草地土壤碳库作为陆地生态系统碳库的核心组分, 其有机和无机组分在陆地碳循环和气候反馈中发挥着重要作用。然而, 现有研究多聚焦于土壤有机碳动态, 对综合考量两种组分的碳储量调控机制认知不足, 且对不同草地类型土壤碳储量在组分和空间分布的整体认识仍有待深化。该研究基于内蒙古温带草地的实地调查, 选取典型草原和草甸草原两种主要草地类型, 测定土壤理化性质、植物生物量及化学性状, 以及微生物生物量碳和群落组成。在此基础上, 利用增强回归树和结构方程模型, 探究气候、土壤、植物和微生物四类因素对土壤总碳及其有机和无机组分储量的相对重要性, 并探讨其潜在影响机制。研究发现, 典型草原0-60 cm土壤无机碳储量((2.75 ± 0.15) kg C·m-2)显著高于草甸草原((0.45 ± 0.03) kg C·m-2), 而土壤有机碳储量无显著差异(分别为(8.61 ± 0.19)和(8.32 ± 0.17) kg C·m-2), 致使典型草原的土壤总碳储量显著高于草甸草原。两类草地土壤有机碳含量均随深度递减; 但土壤无机碳含量在典型草原深层积累, 而草甸草原无此趋势。植被特征、气候和土壤属性等多种生物和非生物因素共同驱动了土壤总碳及其有机和无机组分储量的变化。不同草地类型土壤碳储量的主要调控因素存在差异: 在受水分限制较强的典型草原, 土壤碳储量主要受气候因素的调控; 而水分条件较好的草甸草原, 更多受到土壤因素的影响。该结果为准确评估温带草地土壤碳储量, 理解多因素交互作用下的土壤碳储量分配机制提供了科学依据。

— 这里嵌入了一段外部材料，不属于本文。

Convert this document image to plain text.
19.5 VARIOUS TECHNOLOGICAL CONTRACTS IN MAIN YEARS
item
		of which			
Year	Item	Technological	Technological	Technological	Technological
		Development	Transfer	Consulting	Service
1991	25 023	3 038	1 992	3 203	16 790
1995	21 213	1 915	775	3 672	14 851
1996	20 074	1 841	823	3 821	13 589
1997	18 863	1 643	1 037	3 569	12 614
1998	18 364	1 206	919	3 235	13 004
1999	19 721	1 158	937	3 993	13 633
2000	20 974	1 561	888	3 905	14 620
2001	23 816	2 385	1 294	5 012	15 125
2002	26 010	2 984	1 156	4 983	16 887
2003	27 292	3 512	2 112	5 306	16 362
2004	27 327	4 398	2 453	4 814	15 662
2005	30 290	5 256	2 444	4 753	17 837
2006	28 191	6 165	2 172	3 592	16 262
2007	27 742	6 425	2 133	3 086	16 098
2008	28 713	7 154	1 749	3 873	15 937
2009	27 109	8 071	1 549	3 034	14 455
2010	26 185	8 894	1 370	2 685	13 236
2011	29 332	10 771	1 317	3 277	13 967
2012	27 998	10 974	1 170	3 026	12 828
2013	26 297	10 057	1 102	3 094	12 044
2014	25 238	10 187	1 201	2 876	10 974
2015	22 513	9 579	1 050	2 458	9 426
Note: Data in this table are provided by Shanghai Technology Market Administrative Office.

关键词: 温带草地; 土壤碳储量; 土壤碳组分; 有机-无机碳耦合; 气候-植物-土壤互作

本文引用格式

常鹏飞 , 李平 , 纳尔斯格 , 王静 , 王振华 , 杨森 , 贾舟 , 杨璐 , 刘玲莉 , 邓美凤 . 内蒙古温带草原不同草地类型土壤有机碳和无机碳储量对总碳储量的贡献及其驱动因素[J]. 植物生态学报, 2025 , 49(9) : 1374 -1387 . DOI: 10.17521/cjpe.2024.0443

Abstract

Aims As a key component of terrestrial ecosystem carbon pools, soil carbon storage in grasslands, encompassing both soil organic carbon (SOC) and soil inorganic carbon (SIC) pools, plays a crucial role in terrestrial carbon cycling and climate feedback. However, current research has primarily focused on SOC dynamic, while the regulatory mechanisms governing the storage of both SOC and SIC remain poorly understood. The comprehensive understanding of soil carbon storage, including its composition and spatial distribution across different grassland types, is still lacking.
Methods Here, we conducted a field survey in temperate grasslands of Nei Mongol, selecting two grassland types: typical steppe and meadow steppe. We measured soil physicochemical properties, plant biomass and chemical traits, as well as microbial biomass carbon and community composition. Based on these data, we applied boosted regression trees and structural equation modeling to investigate the relative importance of the four explanatory factors—climatic, edaphic, vegetational, and microbial variables, in shaping total soil carbon storage and its organic and inorganic components. Additionally, we explored the mechanisms underlying their influence.
Important findings This study found that the SIC stock in the 0-60 cm soil layer of typical steppe ((2.75 ± 0.15) kg C·m-2) was significantly higher than that in meadow ((0.45 ± 0.03) kg C·m-2), while there was no significant difference in soil organic carbon storage ((8.61 ± 0.19) kg C·m-2 for typical steppe and (8.32 ± 0.17) kg C·m-2 for meadow), resulting in a significantly higher total soil carbon storage in typical grasslands compared to meadow grasslands. The SOC content of both grassland types decreased with soil depth. However, the SIC content in typical steppe exhibited pronounced accumulation in deeper soil layers, a pattern that was absent in meadow. Biotic and abiotic factors, including vegetation characteristics, climate, and soil properties, jointly influenced total soil carbon and its SOC and SIC components, with distinct regulatory mechanisms between grassland types. In typical steppe with strong water limitations, soil carbon storage was primarily regulated by climate factors, whereas in meadow steppe with relatively higher moisture availability, soil properties played a more prominent role. These findings provide a scientific basis for accurately assessing the soil carbon storage in temperate grasslands and enhance our understanding of the distribution mechanisms of soil carbon under multi-factor interactions.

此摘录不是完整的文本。